ニューヨーク、国連本部。イラク攻撃を宣言する米国務長官の背後から、「ゲルニカ」のタペストリーが消えた。MoMAのキュレーター八神瑤子はピカソの名画を巡る陰謀に巻き込まれていく。故国スペイン内戦化に創造した衝撃作に、世紀の画家は何を託したか。ピカソの恋人で写真家のドラ・マールが生きた過去と、瑤子が生きる現代との交錯の中で辿り着く一つの真実。怒濤のアートサスペンス!

 

 

 

 

▶ネタバレ感想

「楽園のカンヴァス」ではアンリ・ルソー「たゆたえども沈まず」ではゴッホ「ジヴェルニーの食卓」では印象派の画家たち、そして「暗幕のゲルニカではピカソ

原田マハさんのアート小説を読めば、何となくみてきた名画の名画たる所以が知れる。

ピカソは、それこそ幾何学的な不思議な絵を描く画家というレベルの知識しかなかった。
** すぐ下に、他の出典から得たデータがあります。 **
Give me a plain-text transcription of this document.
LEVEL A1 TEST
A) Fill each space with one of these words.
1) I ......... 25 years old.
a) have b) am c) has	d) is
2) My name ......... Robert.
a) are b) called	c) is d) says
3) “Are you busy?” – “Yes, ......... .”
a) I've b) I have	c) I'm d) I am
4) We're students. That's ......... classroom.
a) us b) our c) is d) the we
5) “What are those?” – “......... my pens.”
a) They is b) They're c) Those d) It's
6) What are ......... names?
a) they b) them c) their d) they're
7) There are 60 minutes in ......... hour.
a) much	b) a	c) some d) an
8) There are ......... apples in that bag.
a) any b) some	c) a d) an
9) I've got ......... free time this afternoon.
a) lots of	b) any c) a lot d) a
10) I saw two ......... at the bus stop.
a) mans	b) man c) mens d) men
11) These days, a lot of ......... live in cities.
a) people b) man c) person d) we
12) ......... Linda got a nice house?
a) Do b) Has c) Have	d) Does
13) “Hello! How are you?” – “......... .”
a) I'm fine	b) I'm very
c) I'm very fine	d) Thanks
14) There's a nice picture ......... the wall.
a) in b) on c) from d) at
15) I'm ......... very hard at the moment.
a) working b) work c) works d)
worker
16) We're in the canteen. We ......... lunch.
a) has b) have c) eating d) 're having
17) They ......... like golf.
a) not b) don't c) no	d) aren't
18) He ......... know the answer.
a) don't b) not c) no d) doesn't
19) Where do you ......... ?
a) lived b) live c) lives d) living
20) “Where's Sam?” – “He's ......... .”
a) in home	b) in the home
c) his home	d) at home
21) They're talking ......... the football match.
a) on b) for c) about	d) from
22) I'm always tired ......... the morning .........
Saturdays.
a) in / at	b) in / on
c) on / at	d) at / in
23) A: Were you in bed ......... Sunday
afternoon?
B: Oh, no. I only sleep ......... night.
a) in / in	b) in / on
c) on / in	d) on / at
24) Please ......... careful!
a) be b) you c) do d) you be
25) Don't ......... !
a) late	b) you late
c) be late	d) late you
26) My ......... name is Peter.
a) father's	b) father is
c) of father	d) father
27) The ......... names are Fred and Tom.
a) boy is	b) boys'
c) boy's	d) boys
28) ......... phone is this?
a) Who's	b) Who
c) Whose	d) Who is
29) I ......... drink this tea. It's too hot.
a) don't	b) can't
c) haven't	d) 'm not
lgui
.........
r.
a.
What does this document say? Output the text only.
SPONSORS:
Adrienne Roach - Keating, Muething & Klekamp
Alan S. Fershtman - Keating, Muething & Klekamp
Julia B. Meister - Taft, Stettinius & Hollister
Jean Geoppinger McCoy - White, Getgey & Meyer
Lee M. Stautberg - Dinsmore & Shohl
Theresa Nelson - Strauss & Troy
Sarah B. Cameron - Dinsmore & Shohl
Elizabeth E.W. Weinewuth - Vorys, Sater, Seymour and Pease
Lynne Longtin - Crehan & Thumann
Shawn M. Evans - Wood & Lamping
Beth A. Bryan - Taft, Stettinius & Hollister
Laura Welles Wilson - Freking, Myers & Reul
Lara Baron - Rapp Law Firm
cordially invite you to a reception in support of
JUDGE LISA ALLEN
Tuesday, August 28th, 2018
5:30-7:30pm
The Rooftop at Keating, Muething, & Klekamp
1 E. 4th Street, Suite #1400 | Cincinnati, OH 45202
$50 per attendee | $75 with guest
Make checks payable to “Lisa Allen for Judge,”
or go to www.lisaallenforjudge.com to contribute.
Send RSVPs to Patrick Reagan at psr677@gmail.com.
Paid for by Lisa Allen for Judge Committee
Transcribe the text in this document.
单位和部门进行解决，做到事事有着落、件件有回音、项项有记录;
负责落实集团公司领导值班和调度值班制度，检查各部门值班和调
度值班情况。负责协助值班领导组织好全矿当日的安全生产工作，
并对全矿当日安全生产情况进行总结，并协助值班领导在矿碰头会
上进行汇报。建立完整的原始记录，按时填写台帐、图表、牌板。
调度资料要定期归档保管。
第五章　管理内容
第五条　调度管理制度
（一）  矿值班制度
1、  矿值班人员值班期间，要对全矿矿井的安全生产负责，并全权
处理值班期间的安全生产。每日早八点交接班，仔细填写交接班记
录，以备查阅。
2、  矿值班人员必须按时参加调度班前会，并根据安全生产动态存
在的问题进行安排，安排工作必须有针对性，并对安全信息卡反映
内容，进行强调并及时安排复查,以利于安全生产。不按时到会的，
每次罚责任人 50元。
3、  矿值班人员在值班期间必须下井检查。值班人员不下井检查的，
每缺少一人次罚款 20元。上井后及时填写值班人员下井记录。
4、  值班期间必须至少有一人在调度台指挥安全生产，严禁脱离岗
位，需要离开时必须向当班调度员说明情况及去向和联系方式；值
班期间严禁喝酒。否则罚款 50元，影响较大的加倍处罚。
ゲルニカという作品も、存在は知っていたがスペイン内戦への批判を込めた作品だということは知らなかった。

ゲルニカは、バスク地方の小さな街で、史上初の無差別爆撃が行われた場所である。ゲルニカでのこの空爆は、日本に対する原爆の投下とルーツを同じくする出来事である。当時パリにいたピカソは、ゲルニカ空爆のニュースを聞き、戦争に対する怒り、嘆き、そしてその愚かさをキャンパスにぶつけた。そして生まれたのが「ゲルニカ」だ。

 

本作は現在パートと過去パートが交錯しながら物語が進む。

現代パートは9・11後のアメリカが舞台だ。「戦争」という言葉を避け、「テロとの闘い」と謳いイラクへの攻撃を始めたアメリカ。愚かな戦争を止めるため、罪なき人々の犠牲を出さないため、ピカソの研究者である八神瑤子は自身の主催するピカソ展で反戦のシンボル」であるゲルニカを掲げる決意をする。しかし、ゲルニカを所有しているスペインでは、ゲルニカ奪還を企むバスク地方のテロ組織が存在し、ゲルニカを組織から守るためにも、ほぼ永久的に貸し出しは出来ないと拒絶されてしまう。

 

一方過去パートは、ゲルニカが制作された1930年代のパリを舞台とし、ピカソの愛人であるドラ・マールの視点で話が進む。彼女はゲルニカの制作過程を撮影し続け記録を残した人物で、また「泣く女」のモデルともなった女性だ。ゲルニカの誕生から、その後ナチスに目をつけられたゲルニカを国外に逃がすまでの、ピカソやその支援者たちの闘いが描かれる。

 

原田さんの作品に登場する者たちは、みなそれぞれ自分にとっての「運命の絵」と出会い、その絵が人生の指針となっている。本作も、ゲルニカに魅了された二人の女性が登場する。

私は美術館で絵をみることが好きだ。しかし、まだ運命の絵には出会っていない。ゆえに、わたしは人生を変えるほどの絵画の力というものがまだ分からない。

しかし本作を読んで、実際に絵画の力は存在するかもしれないと思った。というのも、「ゲルニカ暗幕事件」は決して創作ではないのだ。実際に、パウエル長官がイラクへの攻撃を事実上肯定した会見で、長官の後ろにあるはずのゲルニカタペストリーがなかったのだそう。本作のタイトル通り、その時だけ暗幕がかけられていたのだ。真意は定かではないが、戦争を肯定する会見の背後で「反戦のシンボル」に暗幕がかけられたことは、絵画の力の存在を何よりも証明する出来事のように感じた。